Kenly’s troops were driven back out of the town and retreated to Richardson’s Hill. Two companies from the 5th New York Cavalry arrived from the west in the middle of the battle. The Federals used their Parrott guns to good effect. (Video of a 10-pounder Parrott gun being fired) Jackson could not respond to them until his own rifled guns were brought up.
Rather than waiting Jackson ordered one regiment to the left and two to charge the Federals from the front. This was the only time in the war when Marylanders fought each other. One Confederate officer actually captured his own brother.

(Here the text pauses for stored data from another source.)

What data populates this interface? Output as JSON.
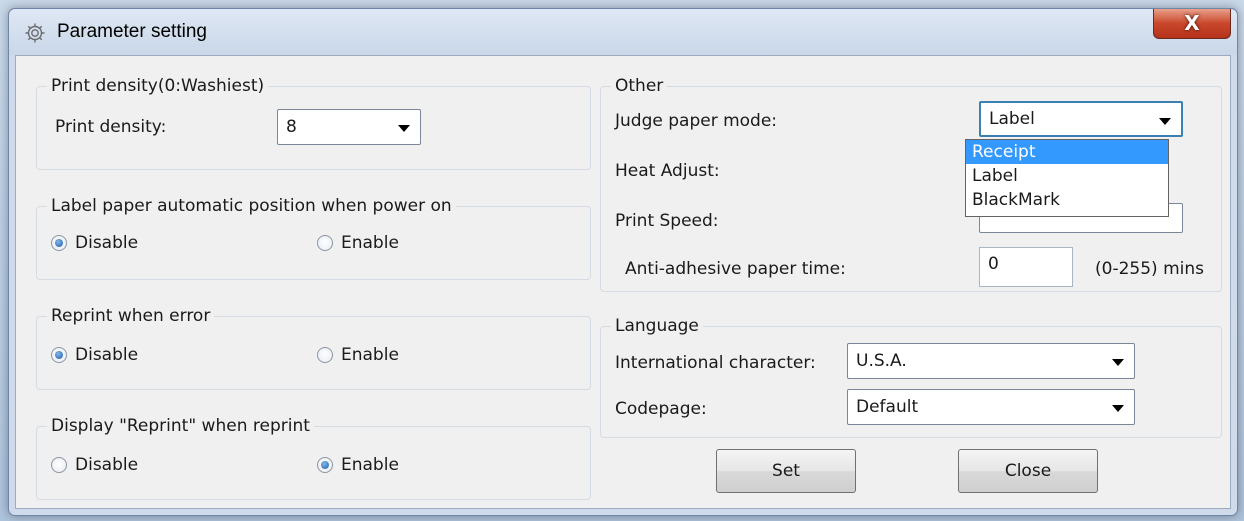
{
  "window": {
    "title": "Parameter setting",
    "close_glyph": "X"
  },
  "print_density": {
    "legend": "Print density(0:Washiest)",
    "label": "Print density:",
    "value": "8"
  },
  "label_auto_position": {
    "legend": "Label paper automatic position when power on",
    "options": [
      "Disable",
      "Enable"
    ],
    "selected": "Disable"
  },
  "reprint_error": {
    "legend": "Reprint when error",
    "options": [
      "Disable",
      "Enable"
    ],
    "selected": "Disable"
  },
  "display_reprint": {
    "legend": "Display \"Reprint\" when reprint",
    "options": [
      "Disable",
      "Enable"
    ],
    "selected": "Enable"
  },
  "other": {
    "legend": "Other",
    "judge_label": "Judge paper mode:",
    "judge_value": "Label",
    "judge_options": [
      "Receipt",
      "Label",
      "BlackMark"
    ],
    "judge_highlighted": "Receipt",
    "heat_label": "Heat Adjust:",
    "speed_label": "Print Speed:",
    "anti_label": "Anti-adhesive paper time:",
    "anti_value": "0",
    "anti_range": "(0-255) mins"
  },
  "language": {
    "legend": "Language",
    "intl_label": "International character:",
    "intl_value": "U.S.A.",
    "codepage_label": "Codepage:",
    "codepage_value": "Default"
  },
  "buttons": {
    "set": "Set",
    "close": "Close"
  },
  "colors": {
    "selection": "#3399ff",
    "close_button": "#c9472a",
    "focus_border": "#3c7fb1"
  }
}
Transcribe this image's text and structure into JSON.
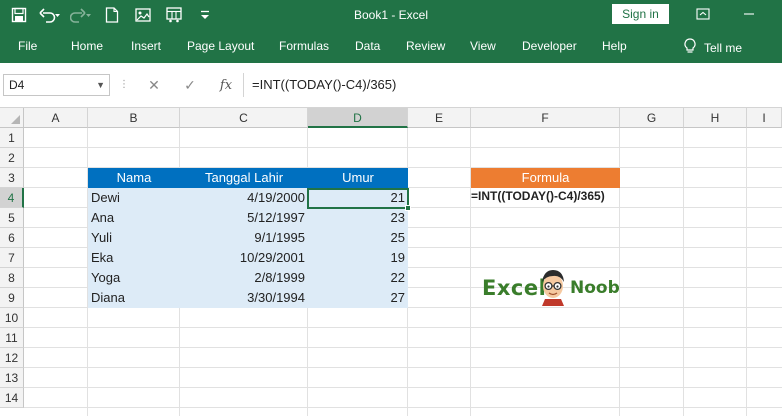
{
  "quick_access": {
    "icons": [
      "save-icon",
      "undo-icon",
      "redo-icon",
      "new-file-icon",
      "image-icon",
      "print-preview-icon",
      "customize-icon"
    ]
  },
  "window": {
    "title": "Book1  -  Excel",
    "signin_label": "Sign in"
  },
  "ribbon": {
    "tabs": [
      "File",
      "Home",
      "Insert",
      "Page Layout",
      "Formulas",
      "Data",
      "Review",
      "View",
      "Developer",
      "Help"
    ],
    "tell_me": "Tell me"
  },
  "formula_bar": {
    "name_box": "D4",
    "fx_label": "fx",
    "formula": "=INT((TODAY()-C4)/365)"
  },
  "grid": {
    "columns": [
      "A",
      "B",
      "C",
      "D",
      "E",
      "F",
      "G",
      "H",
      "I"
    ],
    "rows": [
      "1",
      "2",
      "3",
      "4",
      "5",
      "6",
      "7",
      "8",
      "9",
      "10",
      "11",
      "12",
      "13",
      "14"
    ],
    "selected_column": "D",
    "selected_row": "4"
  },
  "table": {
    "headers": [
      "Nama",
      "Tanggal Lahir",
      "Umur"
    ],
    "rows": [
      [
        "Dewi",
        "4/19/2000",
        "21"
      ],
      [
        "Ana",
        "5/12/1997",
        "23"
      ],
      [
        "Yuli",
        "9/1/1995",
        "25"
      ],
      [
        "Eka",
        "10/29/2001",
        "19"
      ],
      [
        "Yoga",
        "2/8/1999",
        "22"
      ],
      [
        "Diana",
        "3/30/1994",
        "27"
      ]
    ]
  },
  "formula_box": {
    "header": "Formula",
    "text": "=INT((TODAY()-C4)/365)"
  },
  "logo": {
    "word1": "Excel",
    "word2": "Noob"
  },
  "colors": {
    "excel_green": "#217346",
    "table_header_blue": "#0070c0",
    "table_fill": "#ddebf7",
    "formula_header_orange": "#ed7d31",
    "logo_green": "#3a7d2b"
  }
}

Kenly realized that his position was hopeless and he ordered his men to burn the bridges and head to safety. The Federals did succeed in burning the South Fork bridge but Taylor’s men were able to save the North Fork bridge. Jackson ordered an immediate pursuit of the fleeing Federal troops but many of his troops stopped to loot the Federal encampment.
Jackson personally took command of 250 of Flournoy’s cavalry and pursued the fleeing Federal force. About 3 miles north of town the Confederates met and defeated the two companies of New Yorkers. Kenly turned his infantry to face the onrushing Confederate cavalry. Jackson and Flournoy were not to be deterred. Despite 4-to-1 odds they charged directly at the enemy. The Federal force disintegrated and the Confederates chased them almost all of the way to Winchester. Kenly fell wounded and was captured. He was exchanged on August 15th and promoted to brigadier general.
The Battle of Front Royal was a smashing victory for the Confederates. Out of 3,000 men engaged they suffered a total of 36 killed or wounded. The Federal force was annihilated. Kenly had started the day with 1,063 men. He sustained total casualties of 904 with 32 killed, 122 wounded and 750 captured.